What is Rio's image within Brazil? Have preparations for the mega-events affected this?

Rio has always been Brazil’s showcase city, its source of pride. Sao Paulo is bigger, more powerful; it’s the financial and industrial center. Brasilia is the political capital. But although Rio has suffered for decades -- it has suffered a loss of position, money and industry since the 1960s -- it has never lost its charm and the grip it has on the imagination.

Any Brazilian can sing along with “Cidade Maravilhosa,” Rio’s unofficial anthem, which calls the city by the bay ‘the heart of Brazil.’ All Brazilians were bursting with pride when Rio got the 2016 Games. As then-president Lula said, Rio’s Olympics is Brazil’s Olympics.  So when the question of whether the investment required to host the Games is worthwhile comes up, it is not only a question for cariocas, or Rio locals; it’s a question for all Brazilians. The uncertainties felt in Rio are very much shared by the country.

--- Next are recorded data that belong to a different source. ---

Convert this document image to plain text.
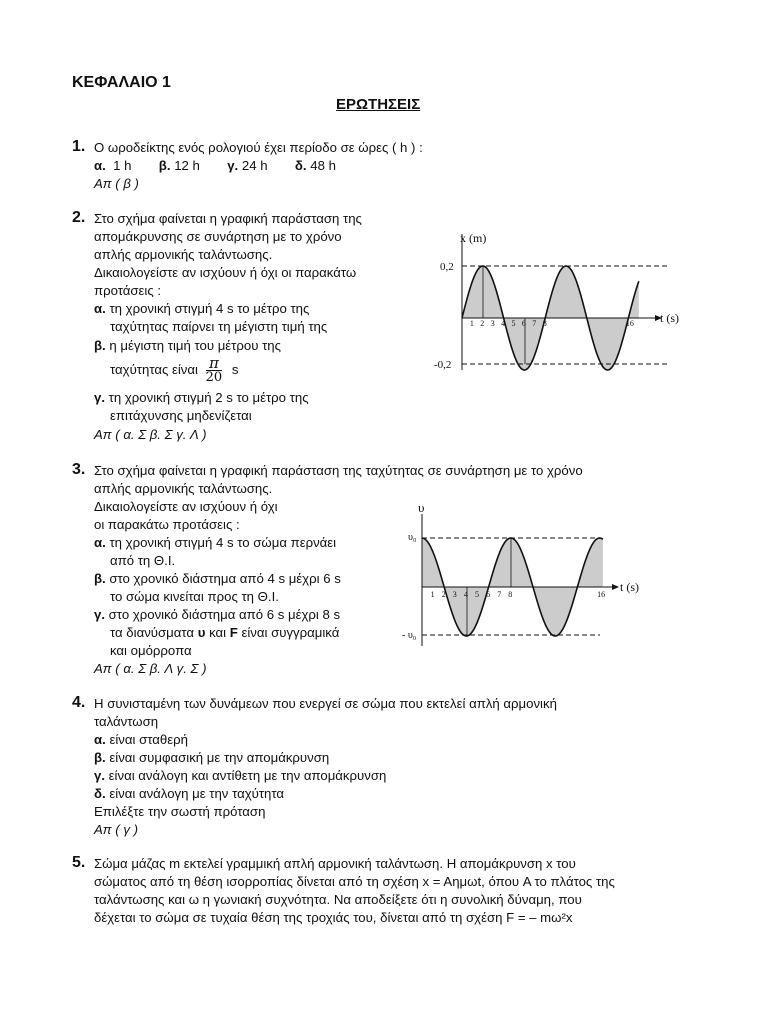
ΚΕΦΑΛΑΙΟ 1
ΕΡΩΤΗΣΕΙΣ
1. Ο ωροδείκτης ενός ρολογιού έχει περίοδο σε ώρες ( h ) :
α. 1 h β. 12 h γ. 24 h δ. 48 h
Απ ( β )
2. Στο σχήμα φαίνεται η γραφική παράσταση της
απομάκρυνσης σε συνάρτηση με το χρόνο
απλής αρμονικής ταλάντωσης.
Δικαιολογείστε αν ισχύουν ή όχι οι παρακάτω
προτάσεις :
α. τη χρονική στιγμή 4 s το μέτρο της
ταχύτητας παίρνει τη μέγιστη τιμή της
β. η μέγιστη τιμή του μέτρου της
ταχύτητας είναι $\frac{\pi}{20}$ s
γ. τη χρονική στιγμή 2 s το μέτρο της
επιτάχυνσης μηδενίζεται
Απ ( α. Σ β. Σ γ. Λ )
x (m)
0,2
-0,2
t (s)
1 2 3 4 5 6 7 8	16
3. Στο σχήμα φαίνεται η γραφική παράσταση της ταχύτητας σε συνάρτηση με το χρόνο
απλής αρμονικής ταλάντωσης.
Δικαιολογείστε αν ισχύουν ή όχι
οι παρακάτω προτάσεις :
α. τη χρονική στιγμή 4 s το σώμα περνάει
από τη Θ.Ι.
β. στο χρονικό διάστημα από 4 s μέχρι 6 s
το σώμα κινείται προς τη Θ.Ι.
γ. στο χρονικό διάστημα από 6 s μέχρι 8 s
τα διανύσματα υ και F είναι συγγραμικά
και ομόρροπα
Απ ( α. Σ β. Λ γ. Σ )
υ
υ₀
- υ₀
t (s)
1 2 3 4 5 6 7 8	16
4. Η συνισταμένη των δυνάμεων που ενεργεί σε σώμα που εκτελεί απλή αρμονική
ταλάντωση
α. είναι σταθερή
β. είναι συμφασική με την απομάκρυνση
γ. είναι ανάλογη και αντίθετη με την απομάκρυνση
δ. είναι ανάλογη με την ταχύτητα
Επιλέξτε την σωστή πρόταση
Απ ( γ )
5. Σώμα μάζας m εκτελεί γραμμική απλή αρμονική ταλάντωση. Η απομάκρυνση x του
σώματος από τη θέση ισορροπίας δίνεται από τη σχέση x = Aημωt, όπου A το πλάτος της
ταλάντωσης και ω η γωνιακή συχνότητα. Να αποδείξετε ότι η συνολική δύναμη, που
δέχεται το σώμα σε τυχαία θέση της τροχιάς του, δίνεται από τη σχέση F = – mω²x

You were born in Brazil but have lived in Iraq, Malta, Libya, Spain, France, and the U.S. How did this international pedigree inform your writing of Dancing with the Devil?

When I returned in 2010 I was drawn by for professional reasons -- the country was going through tremendous change and the world was watching -- but I also had personal motives. Brazil was the country on my passport, but although I spoke the language and it was home to all of my family, I had never lived there as an adult, and I’d never focused my professional scrutiny on it. I wanted to see what it would be like to live there, to be a Brazilian among Brazilians, after a lifetime spent as a foreigner, living in and writing about the countries of others.

It was often very hard. Confronting the disparity between the Brazil I’d known as a child and had to a certain extent romanticized over the years and what I saw as a reporter was difficult. Writing the book pushed this even further than being a correspondent had. It required me to revaluate a lot of certainties I’d held dear. I did not want to lower my expectations when covering my own country; I wanted to, and I think I did, hold Brazil to the same standards as I held any other place, even if what I learned or what I saw left me very frustrated and affected me personally in ways I had not expected. 

All told, this exercise of examining my own country in the same light as others was a very valuable experience, even if it had its painful moments -- a little like a teenager who grows up and develops a new, adult relationship with a parent. There are rocky moments, but the new connection is stronger for it.